La descente et le super-G sont les épreuves de tous les dangers. L'Autrichien Matthias Lanzinger y a laissé une jambe l'hiver dernier. Le Norvégien Aksel Lund Svindal et l'Américain Scott Macartney ont été plus chanceux malgré de terribles chutes. Ils reprennent le collier ce week-end à Lake Louise pour les premières épreuves de vitesse de la saison de Coupe du monde.

Simon Drouin LA PRESSE

La dernière fois qu'on avait vu Scott Macartney dans une combinaison de skieur, il était en convulsion dans l'aire d'arrivée à Kitzbühel. Il s'était lourdement cogné la tête après un vol plané de plusieurs dizaines de mètres. Hier, l'Américain de 30 ans était un peu nerveux quand il s'est élancé du portillon de départ pour le premier entraînement de la descente de la Coupe du monde de Lake Louise, prévue samedi.

 

«J'ai franchi un autre obstacle», a reconnu Macartney, un peu soulagé, quelques minutes plus tard dans l'aire d'arrivée. Heureusement, Lake Louise offre une mise en jambes plutôt douce, la piste Olympic Downhill n'étant pas reconnue pour ses difficultés.

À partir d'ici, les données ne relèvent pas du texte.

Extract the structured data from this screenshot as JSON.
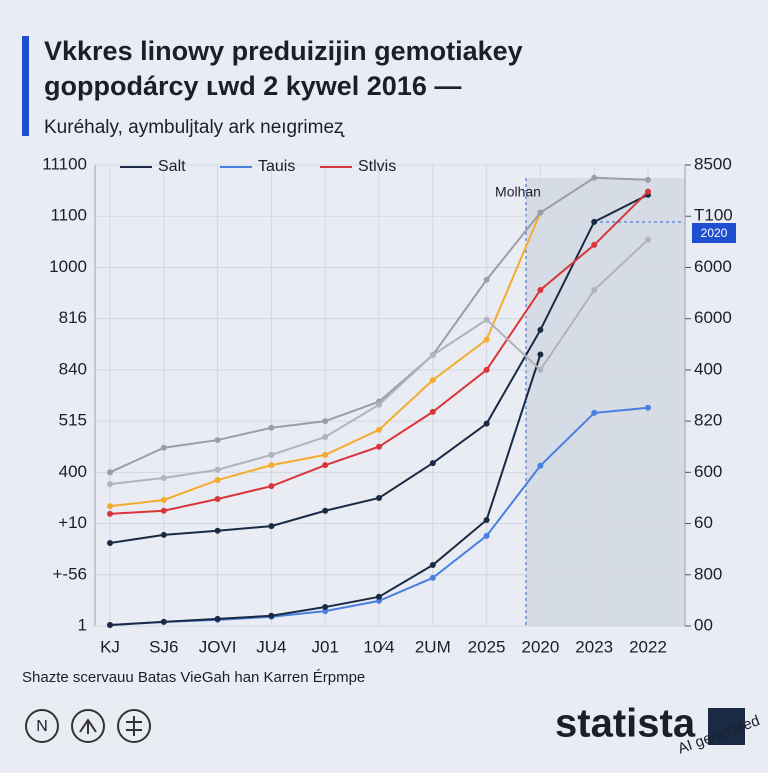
{
  "chart_data": {
    "type": "line",
    "title": [
      "Vkkres linowy preduizijin gemotiakey",
      "goppodárcy ʟwd 2 kywel 2016 —"
    ],
    "subtitle": "Kuréhaly, aymbuljtaly ark neıgrimeʐ",
    "source": "Shazte scervauu Batas VieGah han Karren Érpmpe",
    "brand": "statista",
    "watermark": "AI generated",
    "annotations": [
      "Molhan",
      "2020"
    ],
    "categories": [
      "KJ",
      "SJ6",
      "JOVI",
      "JU4",
      "J01",
      "10⁄4",
      "2UM",
      "2025",
      "2020",
      "2023",
      "2022"
    ],
    "ylim": [
      0,
      9
    ],
    "yticks": [
      {
        "value": 0,
        "label": "1"
      },
      {
        "value": 1,
        "label": "+-56"
      },
      {
        "value": 2,
        "label": "+10"
      },
      {
        "value": 3,
        "label": "400"
      },
      {
        "value": 4,
        "label": "515"
      },
      {
        "value": 5,
        "label": "840"
      },
      {
        "value": 6,
        "label": "816"
      },
      {
        "value": 7,
        "label": "1000"
      },
      {
        "value": 8,
        "label": "1100"
      },
      {
        "value": 9,
        "label": "11100"
      }
    ],
    "y2lim": [
      0,
      9
    ],
    "y2ticks": [
      {
        "value": 0,
        "label": "00"
      },
      {
        "value": 1,
        "label": "800"
      },
      {
        "value": 2,
        "label": "60"
      },
      {
        "value": 3,
        "label": "600"
      },
      {
        "value": 4,
        "label": "820"
      },
      {
        "value": 5,
        "label": "400"
      },
      {
        "value": 6,
        "label": "6000"
      },
      {
        "value": 7,
        "label": "6000"
      },
      {
        "value": 8,
        "label": "T100"
      },
      {
        "value": 9,
        "label": "8500"
      }
    ],
    "grid": true,
    "legend": "top",
    "series": [
      {
        "name": "Salt",
        "color": "#1b2a44",
        "values": [
          1.62,
          1.78,
          1.86,
          1.95,
          2.25,
          2.5,
          3.18,
          3.95,
          5.78,
          7.89,
          8.42
        ]
      },
      {
        "name": "Tauis",
        "color": "#4a7fe0",
        "values": [
          0.02,
          0.08,
          0.12,
          0.18,
          0.29,
          0.49,
          0.94,
          1.76,
          3.13,
          4.16,
          4.26
        ]
      },
      {
        "name": "Stlvis",
        "color": "#d9353a",
        "values": [
          2.19,
          2.25,
          2.48,
          2.73,
          3.14,
          3.5,
          4.18,
          5.0,
          6.56,
          7.44,
          8.48
        ]
      },
      {
        "color": "#1b2a44",
        "values": [
          0.02,
          0.08,
          0.14,
          0.2,
          0.37,
          0.57,
          1.19,
          2.07,
          5.3,
          null,
          null
        ]
      },
      {
        "color": "#f5ac2e",
        "values": [
          2.34,
          2.46,
          2.85,
          3.14,
          3.34,
          3.83,
          4.8,
          5.59,
          8.07,
          null,
          null
        ]
      },
      {
        "color": "#9a9ea6",
        "values": [
          3.0,
          3.48,
          3.63,
          3.87,
          4.0,
          4.38,
          5.29,
          6.76,
          8.07,
          8.75,
          8.71
        ]
      },
      {
        "color": "#b0b3b9",
        "values": [
          2.77,
          2.89,
          3.05,
          3.34,
          3.69,
          4.32,
          5.29,
          5.98,
          5.0,
          6.56,
          7.54
        ]
      }
    ]
  }
}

L'hiver dernier, comme s'il n'avait pas été suffisamment éprouvé, Macartney agissait comme commentateur quand Matthias Lanzinger s'est tordu un genou à plusieurs reprises lors du super-G de Kvitfjell. Les secours ont tardé et le jeune skieur autrichien a dû subir une amputation à mi-jambe. «Compte tenu de ma situation, ça a été très dur de voir ça en direct», a dit Macartney. Aujourd'hui, Lanzinger est lui-même devenu commentateur télé et songe à participer aux Jeux paralympiques de Whistler.

Macartney est rétabli physiquement. Il en a été quitte pour une grave commotion et une opération à un genou. Pour la confiance, c'est plus délicat, reconnaît-il. La volonté de prendre des risques à 130 kilomètres/heure ne se fait pas naturellement. «Dans mon cas, c'est revenu par étape, à l'entraînement l'été dernier, a expliqué l'Américain. Chaque fois que je prenais un saut, je tentais d'aller un peu plus loin, un peu plus vite. Mais retour de blessure ou pas, tu dois prendre des risques si tu veux aller vite. Le danger fait partie du sport.»

Les plus grands ne sont pas immunisés. À 24 ans, Aksel Lund Svindal dominait son sport quand il s'est envolé sur le dernier saut d'une descente d'entraînement à Beaver Creek, il y a un an. Malchanceux, il a atterri sur un de ses skis qui avait glissé plusieurs dizaines de mètres plus loin. Il aurait pu y laisser sa peau puisque l'artère avait failli être touchée. Des transfusions sanguines l'ont sauvé.

Svindal a passé près de trois semaines à l'hôpital au Colorado avant d'être rapatrié dans sa Norvège natale. Il a perdu 15 kilos de muscles. Après plusieurs allers-retours à l'hôpital, sa première activité a été simplement de marcher dans son voisinage.

Pourtant, quelques semaines plus tard, il était de retour sur ses planches. Et le revoilà en parfaite forme à Lake Louise, où il avait gagné le super-G l'an dernier.

«Ma réponse sera ennuyante, mais je me concentre sur la tâche à accomplir, a confié Svindal, auteur du 10e temps. Je ne pense pas au fait que je n'ai pas pris part à une descente depuis longtemps, que je me suis planté la dernière fois et blablabla.»

Erik Guay n'est pas inquiet pour son ami. «Ça lui prendra peut-être quelques courses, mais il reviendra», a-t-il assuré. L'Albertain Jan Hudec est du même avis. «Il y a les bons skieurs et les champions comme Aksel. Ils sont faits d'un autre bois», a affirmé le gagnant de la dernière descente de Lake Louise, absent cette année en raison d'une blessure à un genou.

Svindal demeure imperturbable et refuse de regarder trop loin. «L'hiver ne fait que commencer, on verra, a conclu le sympathique Norvégien. Je ne m'en fais pas avec les résultats. Je me donne un peu de temps. En tant que coureur, tu as la mémoire courte. Quand le chrono est parti, tu ne te dis pas: Ah! prenons ça à la légère parce que j'ai chuté il y a 11 mois... Tu veux aller vite.»